While Origen believed that spiritual truth was self-consistent and accurate, he argued that the historical accounts were sometimes inconsistent and inaccurate (e.g., Genesis describes days before the creation of the sun; Satan showed Jesus all the kingdoms of the earth from atop a mountain; the Gospels disagreed among themselves about the order of the events of the life of Jesus). From a modern hermeneutical perspective, these issues seem rather naive; however, to Origen, they were unresolvable with the literal method. Origen attempted to resolve these alleged inconsistencies and other historical-exegetical dilemmas through the allegorical method: the stories do not mean what they say; their real meaning lay in the allegorical level [yet, the very definition of an allegory is that the basis of the metaphor is a real tangible story that happened]. According to Origen, the difficulties of Scripture suggest the existence of a deeper meaning: 'Wherever in the narrative [of Scripture] the accomplishment of some particular deeds did not correspond with the sequence of the intellectual truths, the Scripture wove into the story something which did not happen, occasionally something which could not happen, and occasionally something which might have happened but in fact did not' (First Principles 4.2.9).

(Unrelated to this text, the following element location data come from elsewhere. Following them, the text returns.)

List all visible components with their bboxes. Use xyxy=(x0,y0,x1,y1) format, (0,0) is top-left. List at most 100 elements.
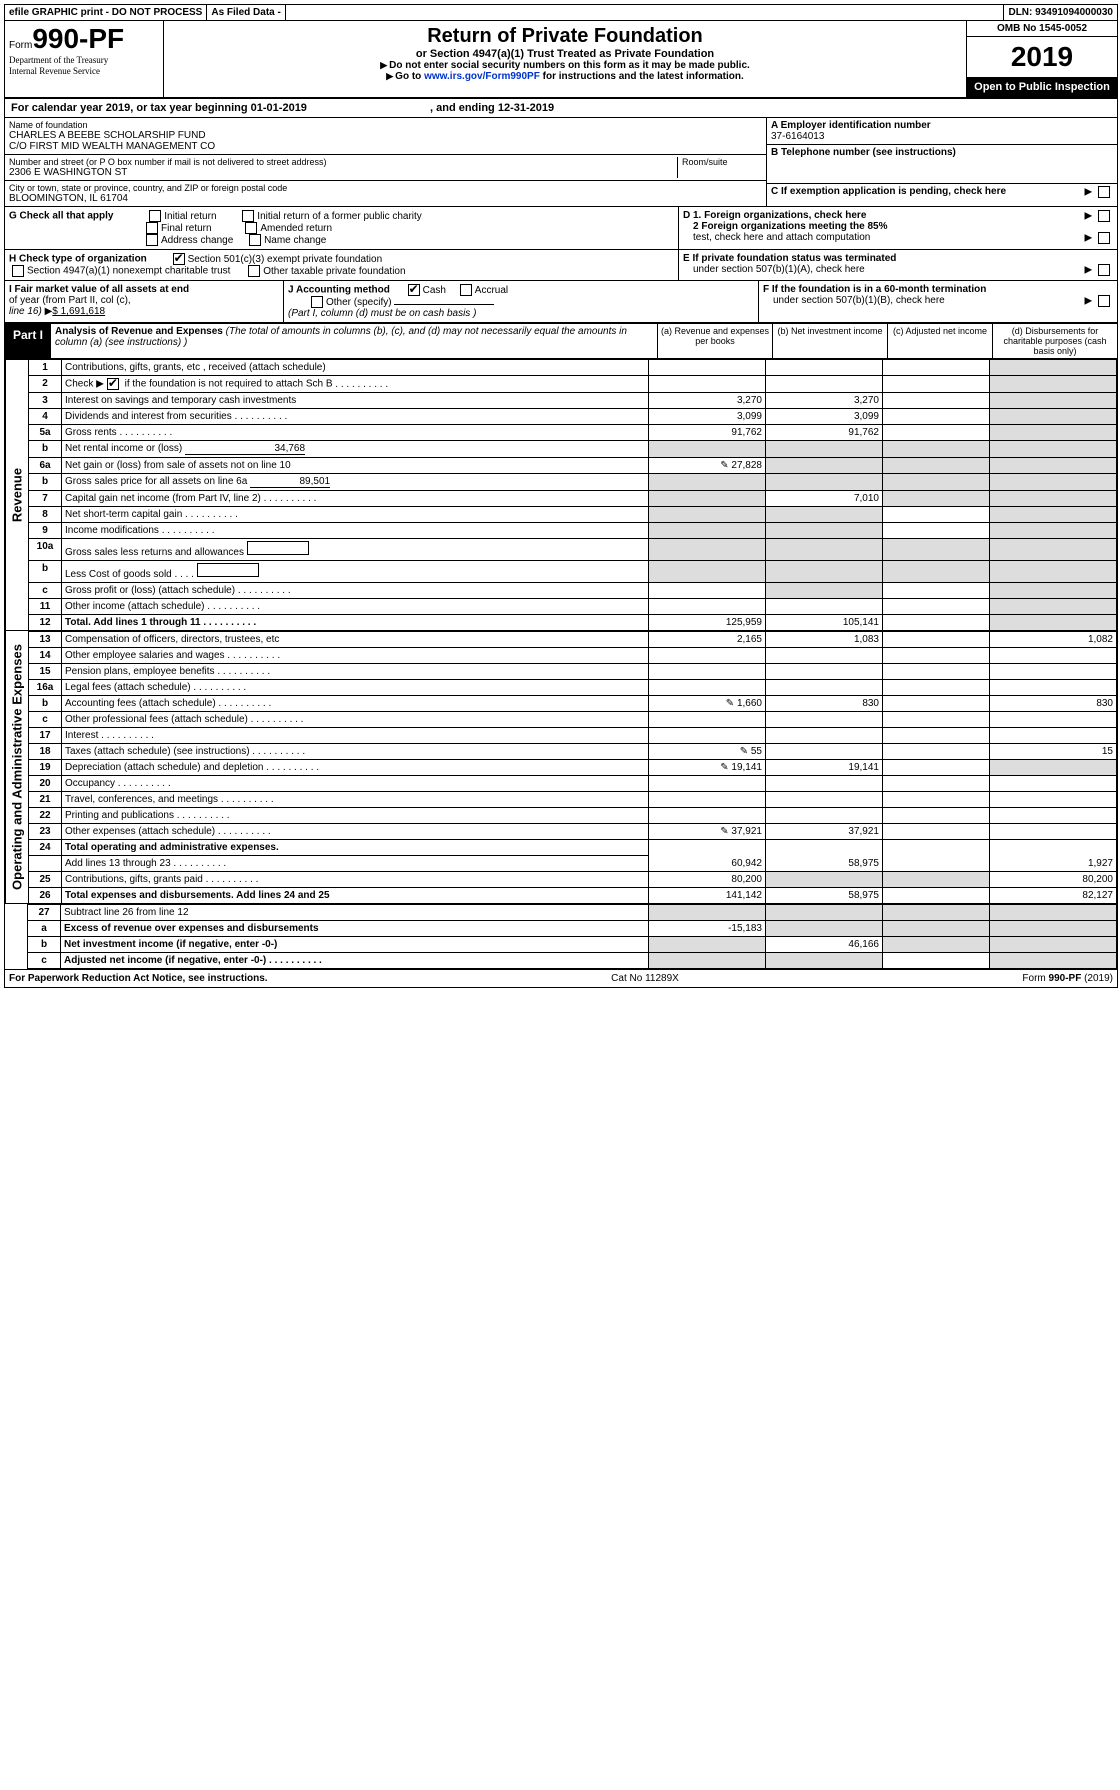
dept-treasury: Department of the Treasury xyxy=(9,55,108,65)
row-21: 21Travel, conferences, and meetings xyxy=(29,792,1117,808)
row-20: 20Occupancy xyxy=(29,776,1117,792)
row-27a: aExcess of revenue over expenses and dis… xyxy=(28,921,1117,937)
summary-table: 27Subtract line 26 from line 12 aExcess … xyxy=(27,904,1117,969)
g-address[interactable] xyxy=(146,234,158,246)
as-filed: As Filed Data - xyxy=(207,5,285,20)
cat-no: Cat No 11289X xyxy=(611,973,679,984)
row-23: 23Other expenses (attach schedule)✎ 37,9… xyxy=(29,824,1117,840)
form-title: Return of Private Foundation xyxy=(168,25,962,48)
attach-icon[interactable]: ✎ xyxy=(726,698,734,709)
row-1: 1Contributions, gifts, grants, etc , rec… xyxy=(29,360,1117,376)
col-a-header: (a) Revenue and expenses per books xyxy=(657,324,772,358)
row-19: 19Depreciation (attach schedule) and dep… xyxy=(29,760,1117,776)
row-27b: bNet investment income (if negative, ent… xyxy=(28,937,1117,953)
c-cell: C If exemption application is pending, c… xyxy=(767,184,1117,199)
revenue-table: 1Contributions, gifts, grants, etc , rec… xyxy=(28,359,1117,631)
row-6b: bGross sales price for all assets on lin… xyxy=(29,474,1117,491)
footer: For Paperwork Reduction Act Notice, see … xyxy=(5,969,1117,987)
row-22: 22Printing and publications xyxy=(29,808,1117,824)
row-27c: cAdjusted net income (if negative, enter… xyxy=(28,953,1117,969)
row-8: 8Net short-term capital gain xyxy=(29,507,1117,523)
form-number: 990-PF xyxy=(32,23,124,54)
row-26: 26Total expenses and disbursements. Add … xyxy=(29,888,1117,904)
j-accrual[interactable] xyxy=(460,284,472,296)
row-4: 4Dividends and interest from securities3… xyxy=(29,409,1117,425)
form-container: efile GRAPHIC print - DO NOT PROCESS As … xyxy=(4,4,1118,988)
h-other[interactable] xyxy=(248,265,260,277)
j-other[interactable] xyxy=(311,296,323,308)
revenue-side-label: Revenue xyxy=(5,359,28,631)
name-cell: Name of foundation CHARLES A BEEBE SCHOL… xyxy=(5,118,766,155)
c-checkbox[interactable] xyxy=(1098,186,1110,198)
form-subtitle: or Section 4947(a)(1) Trust Treated as P… xyxy=(168,48,962,60)
row-11: 11Other income (attach schedule) xyxy=(29,599,1117,615)
attach-icon[interactable]: ✎ xyxy=(740,746,748,757)
row-16a: 16aLegal fees (attach schedule) xyxy=(29,680,1117,696)
g-final[interactable] xyxy=(146,222,158,234)
row-3: 3Interest on savings and temporary cash … xyxy=(29,393,1117,409)
paperwork-notice: For Paperwork Reduction Act Notice, see … xyxy=(9,973,268,984)
e-checkbox[interactable] xyxy=(1098,264,1110,276)
col-b-header: (b) Net investment income xyxy=(772,324,887,358)
row-15: 15Pension plans, employee benefits xyxy=(29,664,1117,680)
dln: DLN: 93491094000030 xyxy=(1004,5,1117,20)
g-d-block: G Check all that apply Initial return In… xyxy=(5,207,1117,250)
row-5a: 5aGross rents91,76291,762 xyxy=(29,425,1117,441)
spacer xyxy=(286,5,1005,20)
form-header: Form990-PF Department of the Treasury In… xyxy=(5,21,1117,99)
attach-icon[interactable]: ✎ xyxy=(720,460,728,471)
row-16b: bAccounting fees (attach schedule)✎ 1,66… xyxy=(29,696,1117,712)
goto-note: Go to www.irs.gov/Form990PF for instruct… xyxy=(168,71,962,82)
g-name[interactable] xyxy=(249,234,261,246)
row-9: 9Income modifications xyxy=(29,523,1117,539)
j-cash[interactable] xyxy=(408,284,420,296)
tel-cell: B Telephone number (see instructions) xyxy=(767,145,1117,184)
schb-checkbox[interactable] xyxy=(107,378,119,390)
top-bar: efile GRAPHIC print - DO NOT PROCESS As … xyxy=(5,5,1117,21)
row-6a: 6aNet gain or (loss) from sale of assets… xyxy=(29,458,1117,474)
row-10b: bLess Cost of goods sold . . . . xyxy=(29,561,1117,583)
omb-number: OMB No 1545-0052 xyxy=(967,21,1117,37)
i-j-f-block: I Fair market value of all assets at end… xyxy=(5,281,1117,324)
row-7: 7Capital gain net income (from Part IV, … xyxy=(29,491,1117,507)
h-4947[interactable] xyxy=(12,265,24,277)
title-box: Return of Private Foundation or Section … xyxy=(164,21,966,97)
h-501c3[interactable] xyxy=(173,253,185,265)
d1-checkbox[interactable] xyxy=(1098,210,1110,222)
irs-link[interactable]: www.irs.gov/Form990PF xyxy=(424,71,540,82)
attach-icon[interactable]: ✎ xyxy=(720,826,728,837)
g-amended[interactable] xyxy=(245,222,257,234)
row-25: 25Contributions, gifts, grants paid80,20… xyxy=(29,872,1117,888)
revenue-section: Revenue 1Contributions, gifts, grants, e… xyxy=(5,359,1117,631)
expenses-table: 13Compensation of officers, directors, t… xyxy=(28,631,1117,904)
expenses-side-label: Operating and Administrative Expenses xyxy=(5,631,28,904)
form-id-box: Form990-PF Department of the Treasury In… xyxy=(5,21,164,97)
row-5b: bNet rental income or (loss) 34,768 xyxy=(29,441,1117,458)
identification-block: Name of foundation CHARLES A BEEBE SCHOL… xyxy=(5,118,1117,207)
h-e-block: H Check type of organization Section 501… xyxy=(5,250,1117,281)
col-d-header: (d) Disbursements for charitable purpose… xyxy=(992,324,1117,358)
row-10c: cGross profit or (loss) (attach schedule… xyxy=(29,583,1117,599)
row-12: 12Total. Add lines 1 through 11125,95910… xyxy=(29,615,1117,631)
address-cell: Number and street (or P O box number if … xyxy=(5,155,766,181)
city-cell: City or town, state or province, country… xyxy=(5,181,766,206)
row-16c: cOther professional fees (attach schedul… xyxy=(29,712,1117,728)
row-18: 18Taxes (attach schedule) (see instructi… xyxy=(29,744,1117,760)
calendar-year-row: For calendar year 2019, or tax year begi… xyxy=(5,99,1117,118)
g-initial-former[interactable] xyxy=(242,210,254,222)
year-box: OMB No 1545-0052 2019 Open to Public Ins… xyxy=(966,21,1117,97)
tax-year: 2019 xyxy=(967,37,1117,77)
row-10a: 10aGross sales less returns and allowanc… xyxy=(29,539,1117,561)
efile-notice: efile GRAPHIC print - DO NOT PROCESS xyxy=(5,5,207,20)
f-checkbox[interactable] xyxy=(1098,295,1110,307)
form-prefix: Form xyxy=(9,40,32,51)
d2-checkbox[interactable] xyxy=(1098,232,1110,244)
g-initial[interactable] xyxy=(149,210,161,222)
part1-label: Part I xyxy=(5,324,51,358)
row-17: 17Interest xyxy=(29,728,1117,744)
attach-icon[interactable]: ✎ xyxy=(720,762,728,773)
open-inspection: Open to Public Inspection xyxy=(967,77,1117,97)
part1-header: Part I Analysis of Revenue and Expenses … xyxy=(5,324,1117,359)
form-footer: Form 990-PF (2019) xyxy=(1022,973,1113,984)
row-2: 2Check ▶ if the foundation is not requir… xyxy=(29,376,1117,393)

Origen was the first to set forth a systematic method of biblical interpretation and hermeneutical theory utilizing the allegorical method (First Principles 4). ...According to Origen, the Bible must be interpreted in a special way because it was divinely inspired. Inspiration did not mean that the words recorded and the events recounted in Scripture were the true message from God; rather, inspiration meant that behind the words and hidden in the details of the text was a deeper meaning that was the true Word of God" (ibid., pp. 144-5).
The distinction between Origen and Clement is that Origen reconciled the
New Testament with Platonic philosophy. Clement's Greek (Christian) audience was concerned with
Hebrew (Old Testament) irreconciliations with Greek sensibilites. Both adopted the (Greek) nonliteral hermeneutic, though.
It is also worth pointing out that Philo adopted his nonliteral hermeneutic from Greek origins. Greek scholars in his day used allegory and non-literalism to apologize for irreconciliations in Homer's texts, like poor behaviour of the (Greek) gods (
Cambridge History of the Bible, Vol. 1).